青青已經記不清時間過去了多久,護體霞光早就破滅,天地威能也即將耗盡,青青被迫顯出身形,而且她已經到了油燈枯盡的地步,依靠這自己的本源流力量苦苦支撐。不知過去了多久,虛空中央的陣法已經接近完成,恐怖的威壓也慢慢消失,所有的靈力全部如乳燕歸巢般融入陣法核心,原本破碎的空間也慢慢恢復如初,青山依舊,白雲悠悠,唯一的不同就是那陣法與天地融為一體,在地面形成了一個巨大的靈力湖泊,大到青青和老者皆在其範圍內。青青終於松了口氣,疲憊如潮水般向她襲來,此時此刻青青真想舒心的睡一覺,不過她不敢,因為白衣老者還沒走。
看著初具規模的陣法,老者臉上閃過幾分激動,「悉心準備了幾萬年,離計畫只差最後一步,剩下的只要將那塊傳承之核融入陣法,一切就大功告成,自己可以憑藉傳承聖器‘安祖之湖‘出世之際,盜竊天地鴻氣,突破那最後一步。」奇怪的朝著青青的方向望了一眼,老者雖然疑惑,但卻也沒有太過在意,渡劫後期大圓滿的修為令他不屑於用神識仔細觀察在他眼裡連連螻蟻都算不上的青青,再加上此刻他全部心思都放在煉製傳承聖器上,無暇估計青青。收起心頭的那份疑惑,老者匆匆忙忙的走了,似乎要為最後一步做準備。
一月後,天地萬物依舊按照著自己的軌跡,一切還是照舊。天青雲白,森林鬱鬱蔥蔥,一方碧水靜靜的流淌在大地。涼風拂過,湖面上泛起陣陣漣漪。如若站在湖心向四周望去,映入眼簾的唯有這藍天碧水,不知是天映水中,還是水入天上,二者融為一體,此情此景,可謂是美不勝收。

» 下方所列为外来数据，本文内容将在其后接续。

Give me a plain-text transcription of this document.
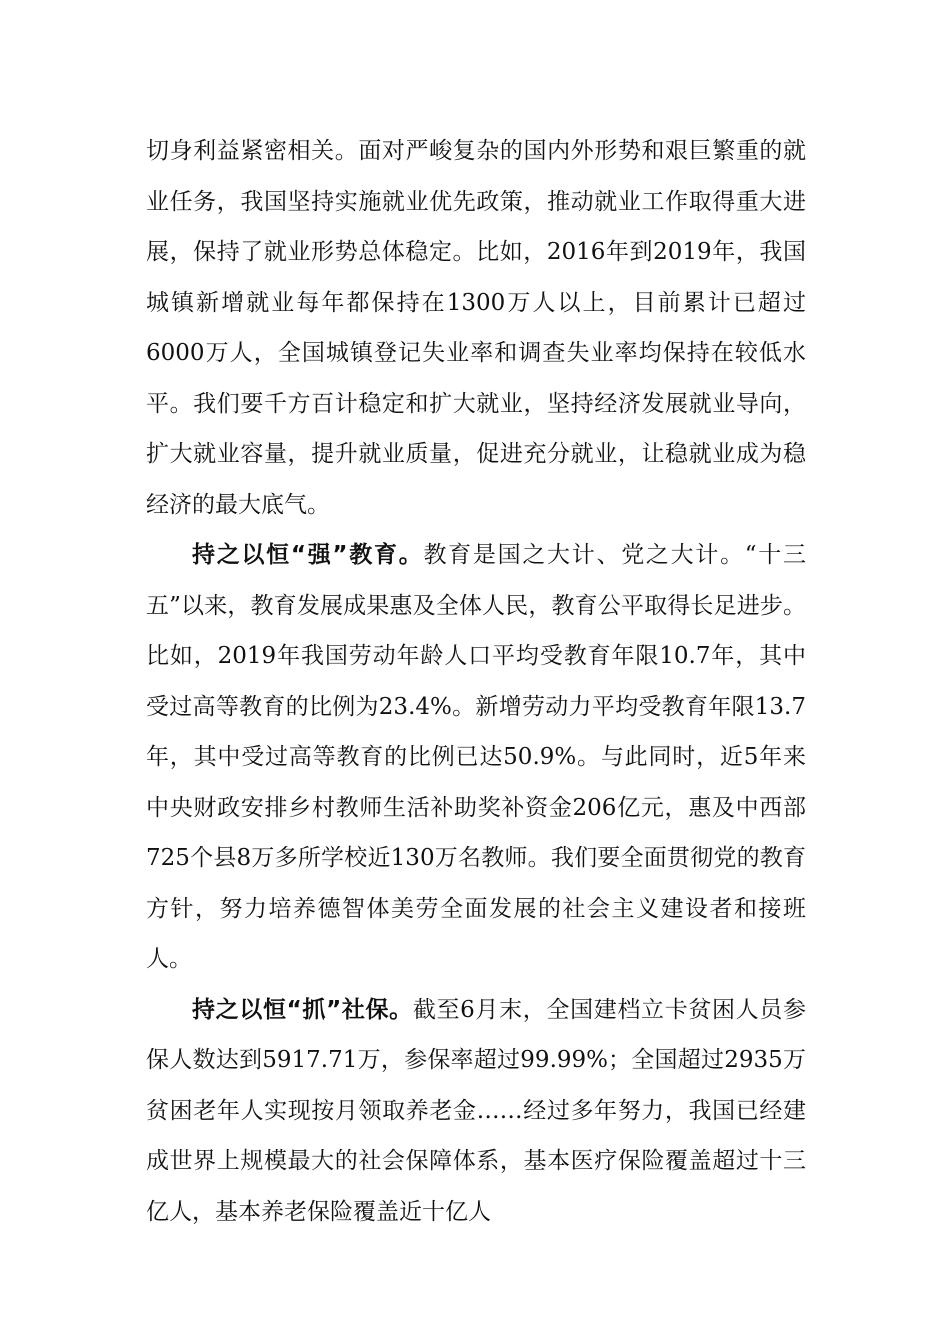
切身利益紧密相关。面对严峻复杂的国内外形势和艰巨繁重的就业任务，我国坚持实施就业优先政策，推动就业工作取得重大进展，保持了就业形势总体稳定。比如，2016年到2019年，我国城镇新增就业每年都保持在1300万人以上，目前累计已超过6000万人，全国城镇登记失业率和调查失业率均保持在较低水平。我们要千方百计稳定和扩大就业，坚持经济发展就业导向，扩大就业容量，提升就业质量，促进充分就业，让稳就业成为稳经济的最大底气。

持之以恒“强”教育。教育是国之大计、党之大计。“十三五”以来，教育发展成果惠及全体人民，教育公平取得长足进步。比如，2019年我国劳动年龄人口平均受教育年限10.7年，其中受过高等教育的比例为23.4%。新增劳动力平均受教育年限13.7年，其中受过高等教育的比例已达50.9%。与此同时，近5年来中央财政安排乡村教师生活补助奖补资金206亿元，惠及中西部725个县8万多所学校近130万名教师。我们要全面贯彻党的教育方针，努力培养德智体美劳全面发展的社会主义建设者和接班人。

持之以恒“抓”社保。截至6月末，全国建档立卡贫困人员参保人数达到5917.71万，参保率超过99.99%；全国超过2935万贫困老年人实现按月领取养老金……经过多年努力，我国已经建成世界上规模最大的社会保障体系，基本医疗保险覆盖超过十三亿人，基本养老保险覆盖近十亿人
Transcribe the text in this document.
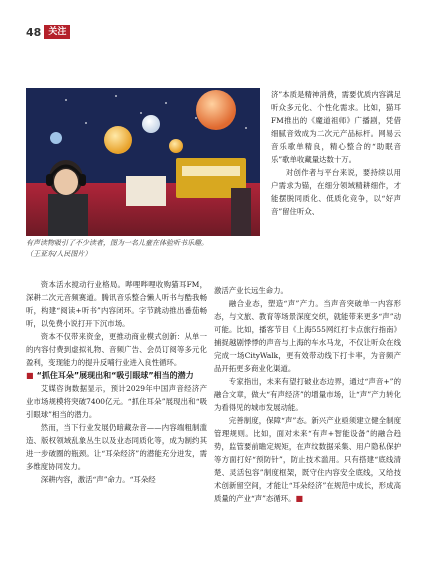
48 关注
有声读物吸引了不少读者，图为一名儿童在体验听书乐趣。
（王亚东/人民图片）

济”本质是精神消费，需要优质内容满足听众多元化、个性化需求。比如，猫耳FM推出的《魔道祖师》广播剧，凭借细腻音效成为二次元产品标杆。网易云音乐歌单精良，精心整合的“助眠音乐”歌单收藏量达数十万。

对创作者与平台来说，要持续以用户需求为锚，在细分领域精耕细作，才能摆脱同质化、低质化竞争，以“好声音”留住听众、

资本活水搅动行业格局。哔哩哔哩收购猫耳FM，深耕二次元音频赛道。腾讯音乐整合懒人听书与酷我畅听，构建“阅读+听书”内容闭环。字节跳动推出番茄畅听，以免费小说打开下沉市场。

资本不仅带来资金，更推动商业模式创新：从单一的内容付费到虚拟礼物、音频广告、会员订阅等多元化盈利，变现能力的提升反哺行业进入良性循环。

■ “抓住耳朵”展现出和“吸引眼球”相当的潜力

艾媒咨询数据显示，预计2029年中国声音经济产业市场规模将突破7400亿元。“抓住耳朵”展现出和“吸引眼球”相当的潜力。

然而，当下行业发展仍暗藏杂音——内容端粗制滥造、版权领域乱象丛生以及业态同质化等，成为制约其进一步破圈的瓶颈。让“耳朵经济”的潜能充分迸发，需多维度协同发力。

深耕内容，激活“声”命力。“耳朵经

激活产业长远生命力。

融合业态，塑造“声”产力。当声音突破单一内容形态，与文旅、教育等场景深度交织，就能带来更多“声”动可能。比如，播客节目《上海555网红打卡点旅行指南》捕捉越剧悸悸的声音与上海的车水马龙，不仅让听众在线完成一场CityWalk，更有效带动线下打卡率，为音频产品开拓更多商业化渠道。

专家指出，未来有望打破业态边界，通过“声音+”的融合文章，做大“有声经济”的增量市场，让“声”产力转化为看得见的城市发展动能。

完善制度，保障“声”态。新兴产业亟须建立健全制度管理规则。比如，面对未来“有声+智能设备”的融合趋势，监管要前瞻定规矩，在声纹数据采集、用户隐私保护等方面打好“预防针”，防止技术滥用。只有搭建“底线清楚、灵活包容”制度框架，既守住内容安全底线，又给技术创新留空间，才能让“耳朵经济”在规范中成长，形成高质量的产业“声”态循环。■
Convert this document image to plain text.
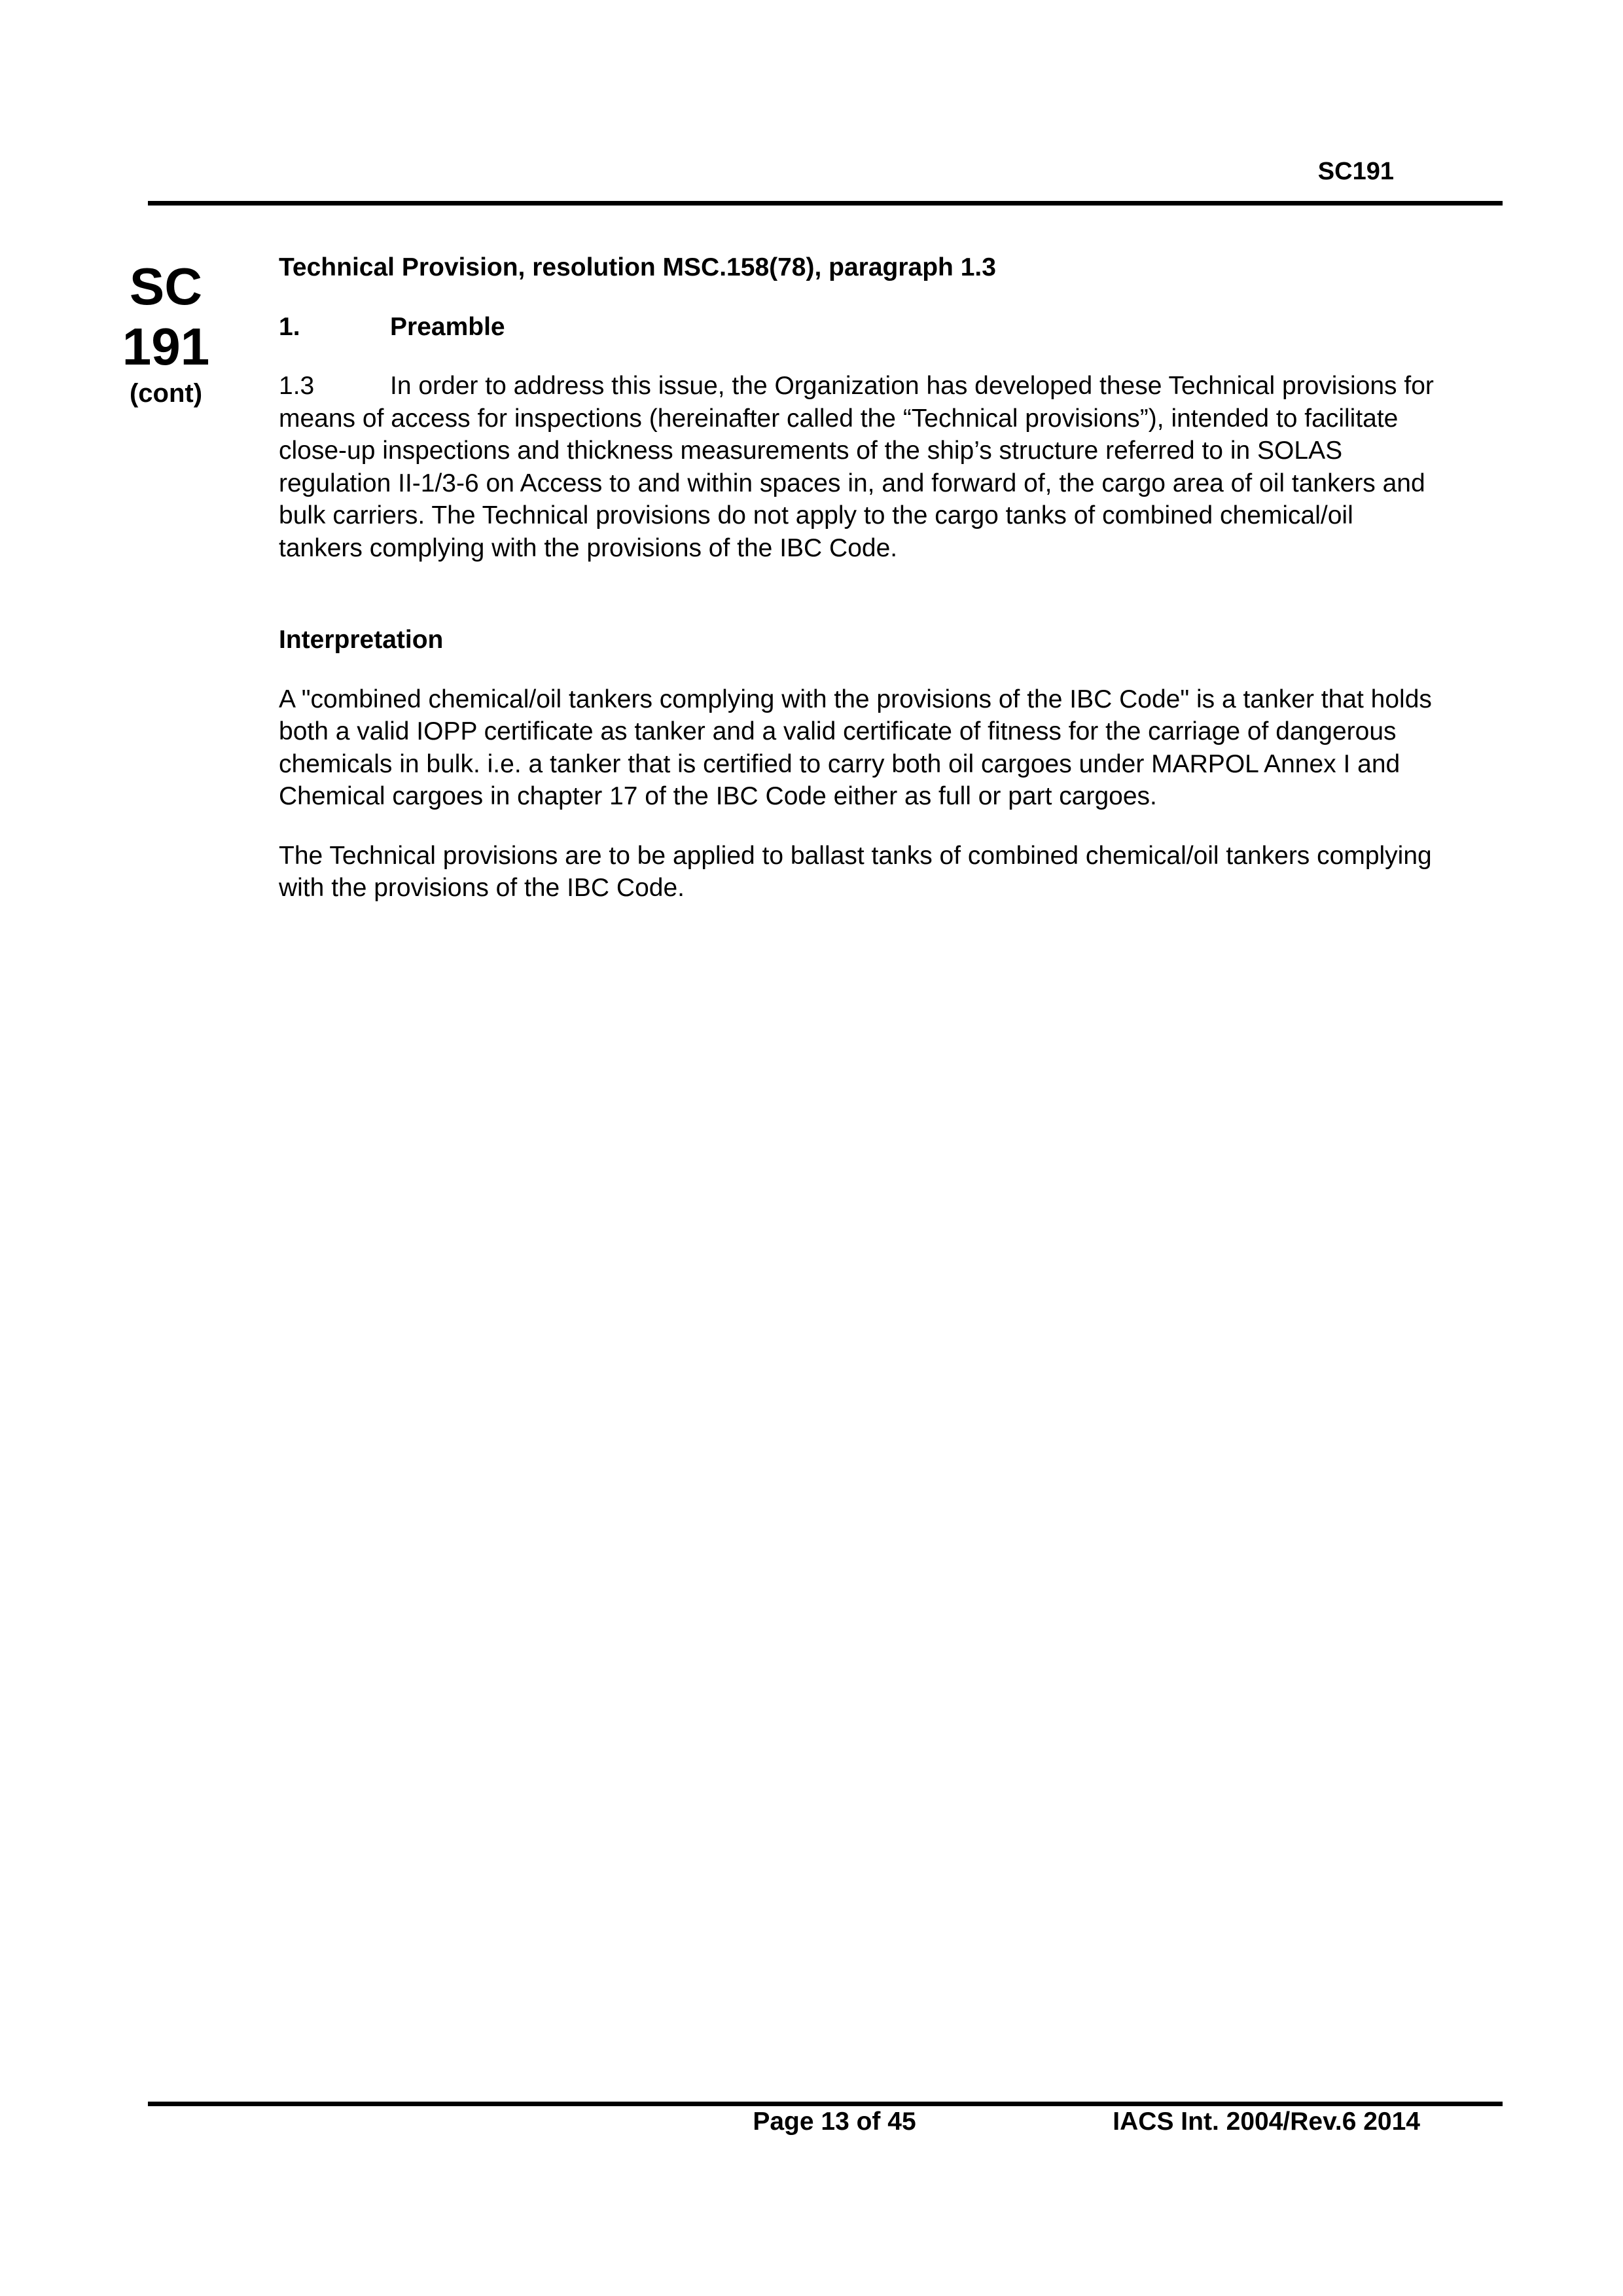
SC191
SC
191
(cont)

Technical Provision, resolution MSC.158(78), paragraph 1.3

1.	Preamble

1.3	In order to address this issue, the Organization has developed these Technical provisions for means of access for inspections (hereinafter called the “Technical provisions”), intended to facilitate close-up inspections and thickness measurements of the ship’s structure referred to in SOLAS regulation II-1/3-6 on Access to and within spaces in, and forward of, the cargo area of oil tankers and bulk carriers. The Technical provisions do not apply to the cargo tanks of combined chemical/oil tankers complying with the provisions of the IBC Code.

Interpretation

A "combined chemical/oil tankers complying with the provisions of the IBC Code" is a tanker that holds both a valid IOPP certificate as tanker and a valid certificate of fitness for the carriage of dangerous chemicals in bulk. i.e. a tanker that is certified to carry both oil cargoes under MARPOL Annex I and Chemical cargoes in chapter 17 of the IBC Code either as full or part cargoes.

The Technical provisions are to be applied to ballast tanks of combined chemical/oil tankers complying with the provisions of the IBC Code.

Page 13 of 45	IACS Int. 2004/Rev.6 2014
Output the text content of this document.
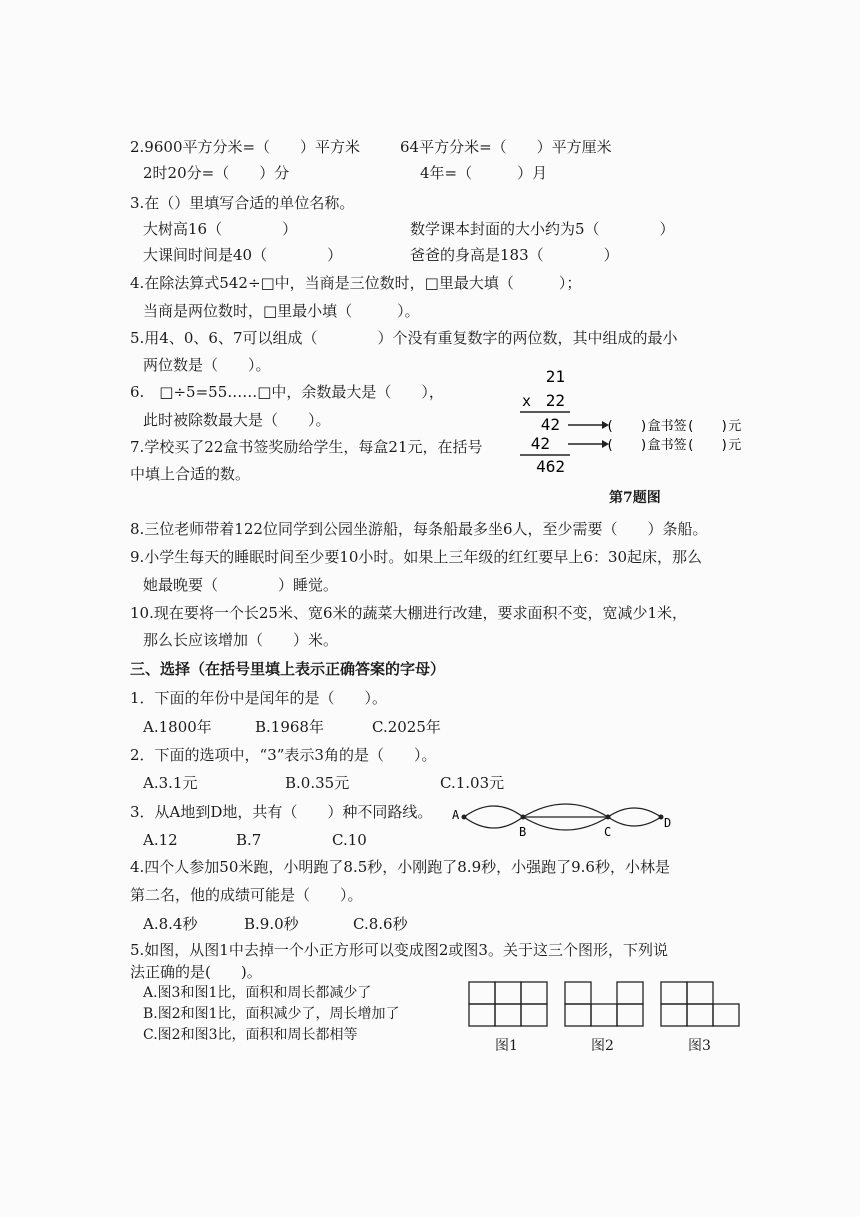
2.9600平方分米=（　　）平方米	64平方分米=（　　）平方厘米
2时20分=（　　）分	4年=（　　　）月
3.在（）里填写合适的单位名称。
大树高16（　　　　）	数学课本封面的大小约为5（　　　　）
大课间时间是40（　　　　）	爸爸的身高是183（　　　　）
4.在除法算式542÷□中，当商是三位数时，□里最大填（　　　）；
当商是两位数时，□里最小填（　　　）。
5.用4、0、6、7可以组成（　　　　）个没有重复数字的两位数，其中组成的最小
两位数是（　　）。
6.　□÷5=55……□中，余数最大是（　　），
此时被除数最大是（　　）。
7.学校买了22盒书签奖励给学生，每盒21元，在括号
中填上合适的数。
21
x 22
42	(　　)盒书签(　　)元
42	(　　)盒书签(　　)元
462
第7题图
8.三位老师带着122位同学到公园坐游船，每条船最多坐6人，至少需要（　　）条船。
9.小学生每天的睡眠时间至少要10小时。如果上三年级的红红要早上6：30起床，那么
她最晚要（　　　　）睡觉。
10.现在要将一个长25米、宽6米的蔬菜大棚进行改建，要求面积不变，宽减少1米，
那么长应该增加（　　）米。
三、选择（在括号里填上表示正确答案的字母）
1．下面的年份中是闰年的是（　　）。
A.1800年	B.1968年	C.2025年
2．下面的选项中，“3”表示3角的是（　　）。
A.3.1元	B.0.35元	C.1.03元
3．从A地到D地，共有（　　）种不同路线。
A.12	B.7	C.10
A
B	C
D
4.四个人参加50米跑，小明跑了8.5秒，小刚跑了8.9秒，小强跑了9.6秒，小林是
第二名，他的成绩可能是（　　）。
A.8.4秒	B.9.0秒	C.8.6秒
5.如图，从图1中去掉一个小正方形可以变成图2或图3。关于这三个图形，下列说
法正确的是(　　)。
A.图3和图1比，面积和周长都减少了
B.图2和图1比，面积减少了，周长增加了
C.图2和图3比，面积和周长都相等
图1	图2	图3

風停了,原本碧波蕩漾的湖面漸漸趨於平靜,這世間萬物仿佛也靜了下來,頗有幾分「蟬噪林逾靜,鳥鳴山更幽」的韻味。「噗通」一聲,仿佛一塊石頭掉落水中,打破了這份寧靜。不過始作俑者卻不是石頭,而是一個拖著火紅色尾焰的隕星。只見這隕星似頗有靈性般在湖面飛舞,時而沖天而起,時而沉入湖水,就如一個頑皮的孩童。而這位「孩童」身後卻緊緊的跟著一個巴掌大小的乳白色光球,這個光球似乎如一位正在訓斥孩童的大人,緊巴巴的盯著隕星,生怕它惹出什麼麻煩。沒錯,這白色光球便是雲辰的靈魂,因為得到了靈力之湖的滋養,暫時不需要肉體的容納,雲辰沉睡的靈魂也在十天前蘇醒過來,而青青卻因為拼死保護雲辰的靈魂傷到了本源,暫時不能化形,依然保持著隕石形態,只是通過與雲辰靈魂交流告訴了雲辰,自己和雲辰簽訂了同生共死的靈魂契約,可就是這樣依然使雲辰震驚了一把。青青有點小自豪,要是把自己的恐怖天賦和不可思議的記憶傳承告訴雲辰的話,他不得嚇死才怪。而關於老者的一切,青青深深地埋在心裡,沒有告訴雲辰,因為老者太過恐怖,現在還沒有讓雲辰接觸這一層次的必要。